BERLIN — Germany's three beauty leaders, Beiersdorf, Henkel and Douglas, have reported relatively strong quarterly results.

While operating results for Beiersdorf's consumer division declined a nominal 10.8 percent to 83 million euros, or $103.4 million at average exchange, in the quarter ended June 30, when expenses related to the realignment of the consumer supply chain are eliminated, the division's second-quarter earnings before interest and taxes rose 12.2 percent, Beiersdorf pointed out.

Second-quarter sales for the consumer division, which includes the skin care brands Nivea, Eucerin, La Prairie, Juvena, Marlies Möller, La­bello, Florena and others, as well as bandages under the Hansaplast, Curad, Curitas and Elastoplast names, rose a nominal 6.8 percent to 1.14 billion euros, or $1.42 billion, a gain of 5.8 percent when adjusted for currency effects.

Group sales, including the Tesa division, rose 7.2 percent to 1.26 billion euros, or $1.57 billion in the quarter, with EBIT down 6.7 percent. Excluding supply chain realignment expenses, group operative earnings were up 13.8 percent for the quarter. Beiersdorf did not state specific year-end sales goals, other than to say that the consumer division is expecting sales, excluding currency effects, to exceed last year's levels, with a further increase on return on sales.

Düsseldorf-based Henkel Group reported a 12.3 percent gain in EBIT to 95 million euros, or $118.4 million, for its cosmetics and toiletries unit in the second quarter. Divisional sales rose 9 percent to 746 million euros, or $929.4 million, with organic growth placed at 3 percent. Geographically, Henkel said Eastern Europe, North America and Latin America performed particularly well.

The group, which includes laundry and home care, cosmetics and toiletries, consumer and craftsman adhesives and Henkel technologies business sectors, boosted EBIT 21.2 percent to 359 million euros, or $447.3 million, on sales of 3.23 billion euros, or $4.02 billion, an increase of 7.23 percent. Organic growth, when adjusted for foreign exchange and acquisitions and divestments, was set at 6.1 percent.

Ulrich Lehner, chairman of Hen­kel's management board, said he was "very confident we will achieve the targets we have set for ourselves for the full fiscal 2006." These call for organic sales growth of 3 to 4 percent, a rise in EBIT of about 10 percent — after adjusting for foreign exchange — and a 10 percent gain in earnings per preferred share.In the Douglas Group's third quarter ended June 30, Douglas Perfumeries reported earnings before interest, taxes, depreciation and amortization of 34.6 million euros, or $43.1 million, a gain of 12.3 percent. Sales for 500 Douglas perfumery doors jumped 18.7 percent to 365.6 million euros, or $455.5 million. On a comparable-store basis, third-quarter sales were up 6.5 percent.
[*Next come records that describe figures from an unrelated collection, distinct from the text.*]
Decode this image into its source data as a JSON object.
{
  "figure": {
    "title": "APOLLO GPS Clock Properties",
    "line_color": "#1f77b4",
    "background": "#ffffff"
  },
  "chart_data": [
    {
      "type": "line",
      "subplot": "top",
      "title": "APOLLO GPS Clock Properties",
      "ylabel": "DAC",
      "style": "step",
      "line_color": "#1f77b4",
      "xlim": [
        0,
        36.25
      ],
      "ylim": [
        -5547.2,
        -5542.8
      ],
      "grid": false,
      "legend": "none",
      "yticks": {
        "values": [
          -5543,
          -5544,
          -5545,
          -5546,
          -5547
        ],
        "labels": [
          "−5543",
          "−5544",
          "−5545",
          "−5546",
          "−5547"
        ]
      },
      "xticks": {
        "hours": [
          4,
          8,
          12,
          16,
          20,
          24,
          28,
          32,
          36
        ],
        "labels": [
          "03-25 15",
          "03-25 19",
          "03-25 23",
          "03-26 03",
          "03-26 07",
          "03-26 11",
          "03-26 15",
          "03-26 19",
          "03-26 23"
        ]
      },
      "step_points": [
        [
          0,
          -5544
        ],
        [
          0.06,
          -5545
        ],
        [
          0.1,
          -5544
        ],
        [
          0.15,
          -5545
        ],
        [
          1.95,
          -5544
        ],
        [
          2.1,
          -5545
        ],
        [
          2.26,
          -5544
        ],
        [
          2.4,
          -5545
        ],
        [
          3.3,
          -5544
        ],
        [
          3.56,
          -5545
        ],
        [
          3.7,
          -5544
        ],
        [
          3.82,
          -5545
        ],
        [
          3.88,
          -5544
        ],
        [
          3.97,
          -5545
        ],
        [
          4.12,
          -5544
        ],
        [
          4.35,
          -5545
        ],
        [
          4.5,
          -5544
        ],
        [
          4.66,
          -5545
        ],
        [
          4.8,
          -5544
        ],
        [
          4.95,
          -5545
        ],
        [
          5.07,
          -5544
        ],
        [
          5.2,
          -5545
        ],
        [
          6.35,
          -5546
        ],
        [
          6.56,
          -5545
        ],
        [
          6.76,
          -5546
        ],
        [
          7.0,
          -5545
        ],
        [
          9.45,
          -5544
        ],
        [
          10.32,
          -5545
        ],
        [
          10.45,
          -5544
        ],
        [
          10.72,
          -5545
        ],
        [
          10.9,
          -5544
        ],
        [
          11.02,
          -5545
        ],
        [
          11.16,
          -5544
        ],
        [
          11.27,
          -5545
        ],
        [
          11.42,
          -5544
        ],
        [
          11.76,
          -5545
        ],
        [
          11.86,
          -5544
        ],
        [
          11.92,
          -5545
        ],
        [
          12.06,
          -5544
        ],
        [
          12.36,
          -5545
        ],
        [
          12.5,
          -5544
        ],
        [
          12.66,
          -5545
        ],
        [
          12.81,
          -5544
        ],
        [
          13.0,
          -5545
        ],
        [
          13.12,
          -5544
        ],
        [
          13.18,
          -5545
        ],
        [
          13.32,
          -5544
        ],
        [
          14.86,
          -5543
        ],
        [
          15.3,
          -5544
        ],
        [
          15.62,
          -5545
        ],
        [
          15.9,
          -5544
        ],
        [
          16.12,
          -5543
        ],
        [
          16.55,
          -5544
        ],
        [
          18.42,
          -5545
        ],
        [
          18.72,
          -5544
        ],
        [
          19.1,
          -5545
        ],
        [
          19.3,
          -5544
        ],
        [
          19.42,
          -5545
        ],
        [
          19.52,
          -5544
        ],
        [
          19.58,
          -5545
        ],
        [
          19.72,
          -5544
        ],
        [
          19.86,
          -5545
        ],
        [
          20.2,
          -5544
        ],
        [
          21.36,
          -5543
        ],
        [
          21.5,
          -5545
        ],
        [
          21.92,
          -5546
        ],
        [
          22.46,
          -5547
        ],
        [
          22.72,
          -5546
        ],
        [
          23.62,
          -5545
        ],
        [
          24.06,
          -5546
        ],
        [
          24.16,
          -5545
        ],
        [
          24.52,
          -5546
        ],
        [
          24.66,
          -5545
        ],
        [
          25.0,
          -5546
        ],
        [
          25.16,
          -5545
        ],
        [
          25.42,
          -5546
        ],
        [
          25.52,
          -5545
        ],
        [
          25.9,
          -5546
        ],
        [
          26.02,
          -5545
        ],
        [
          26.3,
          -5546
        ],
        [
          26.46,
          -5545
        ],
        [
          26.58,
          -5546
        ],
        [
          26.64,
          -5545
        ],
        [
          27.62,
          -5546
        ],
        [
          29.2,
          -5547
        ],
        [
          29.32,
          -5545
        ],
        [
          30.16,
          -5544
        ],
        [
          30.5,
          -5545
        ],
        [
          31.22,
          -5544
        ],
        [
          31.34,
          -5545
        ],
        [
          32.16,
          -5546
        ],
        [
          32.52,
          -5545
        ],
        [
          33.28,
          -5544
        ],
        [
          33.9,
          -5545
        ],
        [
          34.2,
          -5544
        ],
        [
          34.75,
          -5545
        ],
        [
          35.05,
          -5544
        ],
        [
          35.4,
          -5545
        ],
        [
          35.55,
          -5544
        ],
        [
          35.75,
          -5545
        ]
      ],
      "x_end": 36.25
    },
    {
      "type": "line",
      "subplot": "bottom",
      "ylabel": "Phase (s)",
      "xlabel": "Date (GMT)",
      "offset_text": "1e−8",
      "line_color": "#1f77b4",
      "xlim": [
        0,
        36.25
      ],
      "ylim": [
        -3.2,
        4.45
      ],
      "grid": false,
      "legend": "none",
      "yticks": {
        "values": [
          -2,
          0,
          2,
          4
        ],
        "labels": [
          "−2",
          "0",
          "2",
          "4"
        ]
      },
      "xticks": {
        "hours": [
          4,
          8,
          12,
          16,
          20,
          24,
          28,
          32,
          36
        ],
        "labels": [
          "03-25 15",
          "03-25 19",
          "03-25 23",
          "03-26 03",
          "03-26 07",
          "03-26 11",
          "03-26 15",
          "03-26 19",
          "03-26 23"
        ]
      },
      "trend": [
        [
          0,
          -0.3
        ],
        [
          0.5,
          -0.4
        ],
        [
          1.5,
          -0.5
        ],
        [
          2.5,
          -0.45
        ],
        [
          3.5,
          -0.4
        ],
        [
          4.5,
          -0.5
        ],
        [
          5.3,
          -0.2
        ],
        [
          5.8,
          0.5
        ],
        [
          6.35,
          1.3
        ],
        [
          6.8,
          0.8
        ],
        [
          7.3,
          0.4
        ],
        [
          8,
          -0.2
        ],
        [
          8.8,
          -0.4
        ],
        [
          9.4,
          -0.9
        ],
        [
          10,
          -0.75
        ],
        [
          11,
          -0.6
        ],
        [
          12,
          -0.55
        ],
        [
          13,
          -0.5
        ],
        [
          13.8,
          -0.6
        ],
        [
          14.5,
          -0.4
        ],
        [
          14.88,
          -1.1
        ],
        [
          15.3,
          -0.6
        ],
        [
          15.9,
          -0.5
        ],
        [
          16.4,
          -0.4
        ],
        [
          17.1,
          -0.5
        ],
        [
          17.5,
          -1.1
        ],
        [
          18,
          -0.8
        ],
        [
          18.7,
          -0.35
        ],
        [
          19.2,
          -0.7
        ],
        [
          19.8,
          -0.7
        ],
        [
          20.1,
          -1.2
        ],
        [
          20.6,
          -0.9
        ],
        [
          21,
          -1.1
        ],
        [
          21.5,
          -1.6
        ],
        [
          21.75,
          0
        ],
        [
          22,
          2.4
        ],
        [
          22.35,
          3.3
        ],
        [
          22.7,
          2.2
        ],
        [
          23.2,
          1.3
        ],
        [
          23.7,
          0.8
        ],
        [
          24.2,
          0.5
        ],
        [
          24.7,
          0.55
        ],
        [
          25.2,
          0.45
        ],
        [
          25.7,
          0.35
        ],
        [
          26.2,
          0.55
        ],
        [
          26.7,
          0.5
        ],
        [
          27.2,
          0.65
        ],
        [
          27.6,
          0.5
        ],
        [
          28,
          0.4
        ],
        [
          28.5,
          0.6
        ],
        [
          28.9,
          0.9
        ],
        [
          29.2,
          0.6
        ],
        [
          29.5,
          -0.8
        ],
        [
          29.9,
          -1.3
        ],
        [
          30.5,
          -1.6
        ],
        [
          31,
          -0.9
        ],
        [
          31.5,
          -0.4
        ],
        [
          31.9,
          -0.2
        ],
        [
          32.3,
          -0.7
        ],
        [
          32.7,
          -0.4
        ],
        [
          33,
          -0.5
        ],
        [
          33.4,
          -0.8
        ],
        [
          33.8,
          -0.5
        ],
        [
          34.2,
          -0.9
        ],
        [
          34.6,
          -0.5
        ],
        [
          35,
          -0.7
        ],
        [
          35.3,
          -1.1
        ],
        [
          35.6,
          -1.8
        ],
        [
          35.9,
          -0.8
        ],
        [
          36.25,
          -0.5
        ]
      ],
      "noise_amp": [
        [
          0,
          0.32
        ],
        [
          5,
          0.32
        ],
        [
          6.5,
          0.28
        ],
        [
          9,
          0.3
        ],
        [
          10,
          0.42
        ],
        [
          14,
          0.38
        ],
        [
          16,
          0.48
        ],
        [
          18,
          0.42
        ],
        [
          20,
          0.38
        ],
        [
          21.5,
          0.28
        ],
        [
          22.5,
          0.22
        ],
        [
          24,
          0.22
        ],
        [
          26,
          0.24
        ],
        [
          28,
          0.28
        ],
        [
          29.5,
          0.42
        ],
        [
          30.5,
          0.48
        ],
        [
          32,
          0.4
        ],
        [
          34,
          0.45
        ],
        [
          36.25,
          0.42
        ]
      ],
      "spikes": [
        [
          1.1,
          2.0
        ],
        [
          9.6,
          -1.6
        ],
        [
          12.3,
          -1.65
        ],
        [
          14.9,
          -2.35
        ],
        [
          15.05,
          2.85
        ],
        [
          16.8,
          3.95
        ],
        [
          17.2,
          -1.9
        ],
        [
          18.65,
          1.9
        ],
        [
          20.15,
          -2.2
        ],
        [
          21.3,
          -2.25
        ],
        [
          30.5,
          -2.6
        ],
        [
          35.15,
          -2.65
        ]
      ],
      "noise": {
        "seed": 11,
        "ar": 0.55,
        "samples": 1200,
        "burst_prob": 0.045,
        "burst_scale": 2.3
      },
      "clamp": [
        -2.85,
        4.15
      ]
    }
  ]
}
In Germany, Douglas' sales for the period rose 9.9 percent, or 6.3 percent on a like-for-like basis, to 196.2 million euros, or $244.4 million, whereas its non-German doors saw sales rise 30.6 percent, or 6.6 percent on a like-for-like basis, to 169.4 million euros, or $211 million. Non-German sales account for 46 percent of Douglas' perfumery business, up from 41 percent last year. Since the opening of the first Douglas door in Turkey at the end of May, the chain is now active in 18 countries.

Douglas has already opened 59 perfumeries in its current fiscal year, which will end Sept. 30, and more openings are planned in Italy, France, Spain, Portugal and Poland. Douglas, which acquired the 150 Elytis perfumeries in France in July 2005, did not rule out further acquisitions or stakes in other perfumery chains, domestic and foreign, as a path to future growth.

The Hagen-based group, consisting of perfumery, book, jewelry, apparel and confiserie retail operations, boosted EBITDA by 22.5 percent to 37 million euros, or $46.1 million in the quarter, on sales of 601 million euros, or $748.8 million, a gain of 14.3 percent, or 5.3 percent on a like-for-like basis.

Douglas' executive board reaffirmed its full-year projections calling for a sales increase of between 8 and 10 percent, with EBIT rising to between 125 million and 127 million euros, or $159.4 million and $161.9 million at current exchange rates.